Un sourire amusé étira les lèvres de Ristéard.
— Vous commencez à parler comme moi.
— Notre monde se meurt, murmura Andras en observant le mouvement des gens en contrebas. Même avec l’aide des Kassisans, produire assez de cristaux pour alimenter les boucliers est impossible. Certains endroits de la planète deviennent déjà inhabitables. Il vaudrait mieux commencer l’évacuation.
— Et faire quoi ? S’enfermer sous terre pour mourir encore plus lentement ? demanda sèchement Ristéard. Non, il y a une autre option.
Le garde le regarda avec surprise, une ride perplexe lui barrant le front.
— Quelle option ? Les Kassisans ont-ils d’autres cristaux qu’ils sont prêts à nous donner ?
— Non, ils sont censés avoir quelque chose de bien plus précieux.
Andras darda un regard frustré sur lui alors que Ristéard se dirigeait vers son bureau.
— Quoi ?
Il appuya sur un bouton sur son bureau. L’image d’une femelle, celle à laquelle il pensait plus tôt, apparut. Il considéra les traits pâles de l’extraterrestre, surpris par l’attirance immédiate qu’il ressentit devant le regard bleu vif qui soutenait le sien avec un léger agacement. Il sourit au souvenir des paroles furieuses qu’elle lui avait adressées quelques semaines plus tôt.
— La légendaire impératrice d’Elpidios, mon épouse mythique, répondit-il en regardant l’expression stupéfaite d’Andras. D’après la prophétie, elle sauvera notre monde. Je suggère que nous le vérifiions.
Le regard de l’homme fit des va-et-vient entre l’image holographique de la femme et Ristéard. Il ouvrit et ferma la bouche deux fois alors qu’il essayait de comprendre comment cette étrange créature blême était censée être l’impératrice de la prophétie. Tous les jeunes enfants elpidios entendaient des histoires à son sujet à l’heure du coucher.
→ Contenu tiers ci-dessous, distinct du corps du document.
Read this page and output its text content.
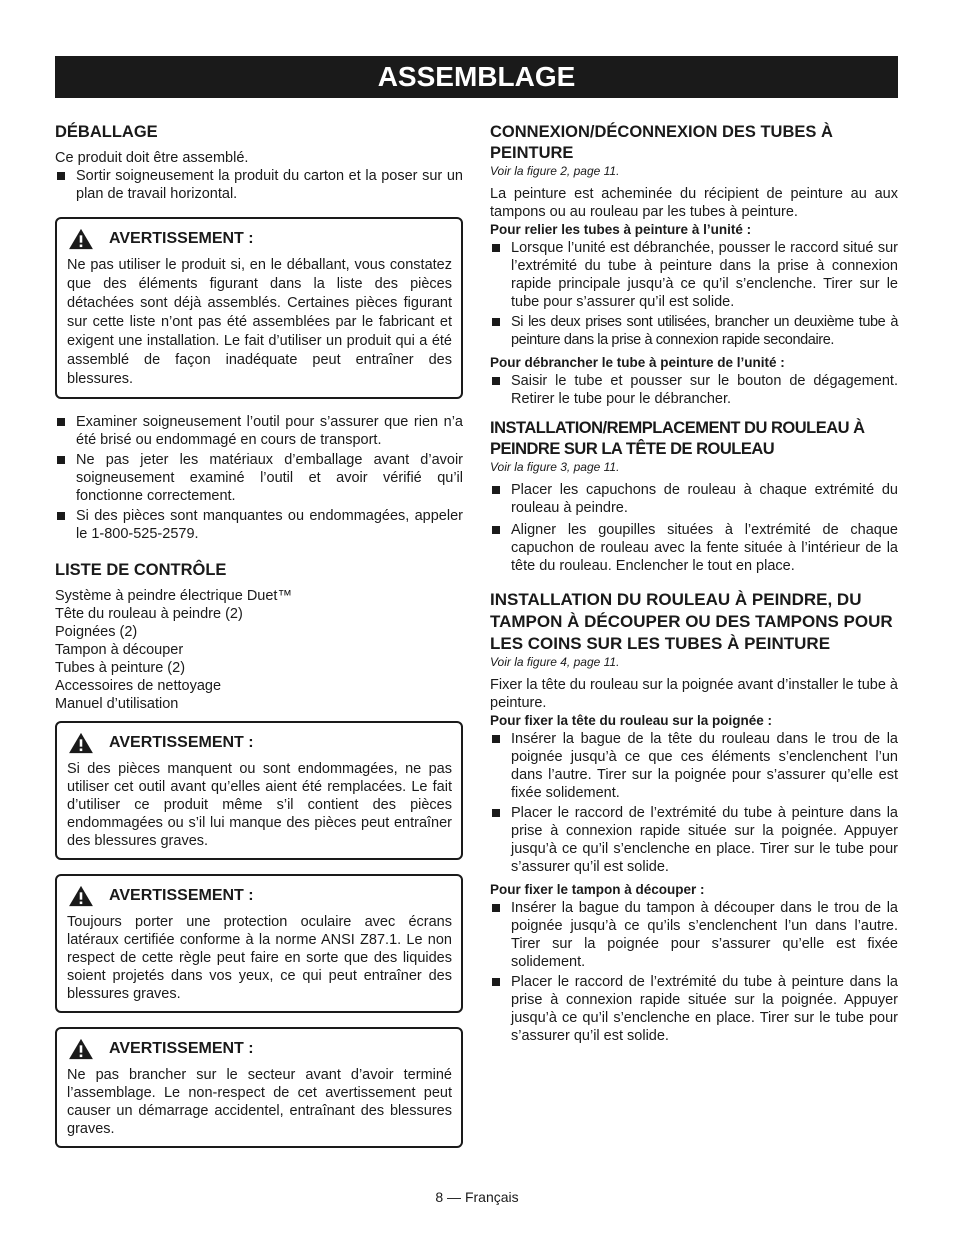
ASSEMBLAGE
DÉBALLAGE

Ce produit doit être assemblé.

Sortir soigneusement la produit du carton et la poser sur un plan de travail horizontal.
AVERTISSEMENT :

Ne pas utiliser le produit si, en le déballant, vous constatez que des éléments figurant dans la liste des pièces détachées sont déjà assemblés. Certaines pièces figurant sur cette liste n’ont pas été assemblées par le fabricant et exigent une installation. Le fait d’utiliser un produit qui a été assemblé de façon inadéquate peut entraîner des blessures.

Examiner soigneusement l’outil pour s’assurer que rien n’a été brisé ou endommagé en cours de transport.
Ne pas jeter les matériaux d’emballage avant d’avoir soigneusement examiné l’outil et avoir vérifié qu’il fonctionne correctement.
Si des pièces sont manquantes ou endommagées, appeler le 1-800-525-2579.
LISTE DE CONTRÔLE
Système à peindre électrique Duet™
Tête du rouleau à peindre (2)
Poignées (2)
Tampon à découper
Tubes à peinture (2)
Accessoires de nettoyage
Manuel d’utilisation
AVERTISSEMENT :

Si des pièces manquent ou sont endommagées, ne pas utiliser cet outil avant qu’elles aient été remplacées. Le fait d’utiliser ce produit même s’il contient des pièces endommagées ou s’il lui manque des pièces peut entraîner des blessures graves.

AVERTISSEMENT :

Toujours porter une protection oculaire avec écrans latéraux certifiée conforme à la norme ANSI Z87.1. Le non respect de cette règle peut faire en sorte que des liquides soient projetés dans vos yeux, ce qui peut entraîner des blessures graves.

AVERTISSEMENT :

Ne pas brancher sur le secteur avant d’avoir terminé l’assemblage. Le non-respect de cet avertissement peut causer un démarrage accidentel, entraînant des blessures graves.

CONNEXION/DÉCONNEXION DES TUBES À PEINTURE
Voir la figure 2, page 11.

La peinture est acheminée du récipient de peinture au aux tampons ou au rouleau par les tubes à peinture.

Pour relier les tubes à peinture à l’unité :
Lorsque l’unité est débranchée, pousser le raccord situé sur l’extrémité du tube à peinture dans la prise à connexion rapide principale jusqu’à ce qu’il s’enclenche. Tirer sur le tube pour s’assurer qu’il est solide.
Si les deux prises sont utilisées, brancher un deuxième tube à peinture dans la prise à connexion rapide secondaire.
Pour débrancher le tube à peinture de l’unité :
Saisir le tube et pousser sur le bouton de dégagement. Retirer le tube pour le débrancher.
INSTALLATION/REMPLACEMENT DU ROULEAU À PEINDRE SUR LA TÊTE DE ROULEAU
Voir la figure 3, page 11.
Placer les capuchons de rouleau à chaque extrémité du rouleau à peindre.
Aligner les goupilles situées à l’extrémité de chaque capuchon de rouleau avec la fente située à l’intérieur de la tête du rouleau. Enclencher le tout en place.
INSTALLATION DU ROULEAU À PEINDRE, DU TAMPON À DÉCOUPER OU DES TAMPONS POUR LES COINS SUR LES TUBES À PEINTURE
Voir la figure 4, page 11.

Fixer la tête du rouleau sur la poignée avant d’installer le tube à peinture.

Pour fixer la tête du rouleau sur la poignée :
Insérer la bague de la tête du rouleau dans le trou de la poignée jusqu’à ce que ces éléments s’enclenchent l’un dans l’autre. Tirer sur la poignée pour s’assurer qu’elle est fixée solidement.
Placer le raccord de l’extrémité du tube à peinture dans la prise à connexion rapide située sur la poignée. Appuyer jusqu’à ce qu’il s’enclenche en place. Tirer sur le tube pour s’assurer qu’il est solide.
Pour fixer le tampon à découper :
Insérer la bague du tampon à découper dans le trou de la poignée jusqu’à ce qu’ils s’enclenchent l’un dans l’autre. Tirer sur la poignée pour s’assurer qu’elle est fixée solidement.
Placer le raccord de l’extrémité du tube à peinture dans la prise à connexion rapide située sur la poignée. Appuyer jusqu’à ce qu’il s’enclenche en place. Tirer sur le tube pour s’assurer qu’il est solide.
8 — Français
Le scepticisme assombrit ses traits tandis qu’il fixait son ami et dirigeant.
— Vous y croyez vraiment ? Elle ne nous ressemble même pas. Elle est très… pâle, ajouta-t-il avec une grimace. En plus, tout le monde sait que cette légende n’est qu’un conte pour donner de l’espoir aux petits enfants.
Perdu dans ses pensées, Ristéard continua de contempler l’image. Oui, c’était un conte raconté pour faire espérer les enfants. Pourtant, derrière tous les grands contes, il y avait une once de vérité. Il pensa à l’une de ses commandants, Mena Rue, et à la passion avec laquelle elle avait insisté que les tablettes anciennes trouvées par ses parents parlaient du premier signe de l’arrivée de la grande impératrice.
Ce qui l’inquiétait, c’était que pour le moment, ce qui avait été prédit se produisait réellement ! La bataille contre le perfide Kassisan, et les trois femelles qui avaient sauvé la vie de Torak et Jazin Ja Kel Coradon, deux des trois membres régnants de la maison de Kassis, étaient une coïncidence qu’il ne pouvait ignorer. Non seulement il y avait trois grandes guerrières, mais elles avaient joué un rôle crucial pour sauver la maison de Kassis et avaient ramené un groupe de guerriers insolites, dont une femelle qui ressemblait étrangement à…
— Notifiez la commandante Rue que je veux la voir immédiatement, ordonna soudain Ristéard. Je veux aussi toute information que Dedeis Rue et son épouse sont parvenus à déchiffrer sur les tablettes anciennes.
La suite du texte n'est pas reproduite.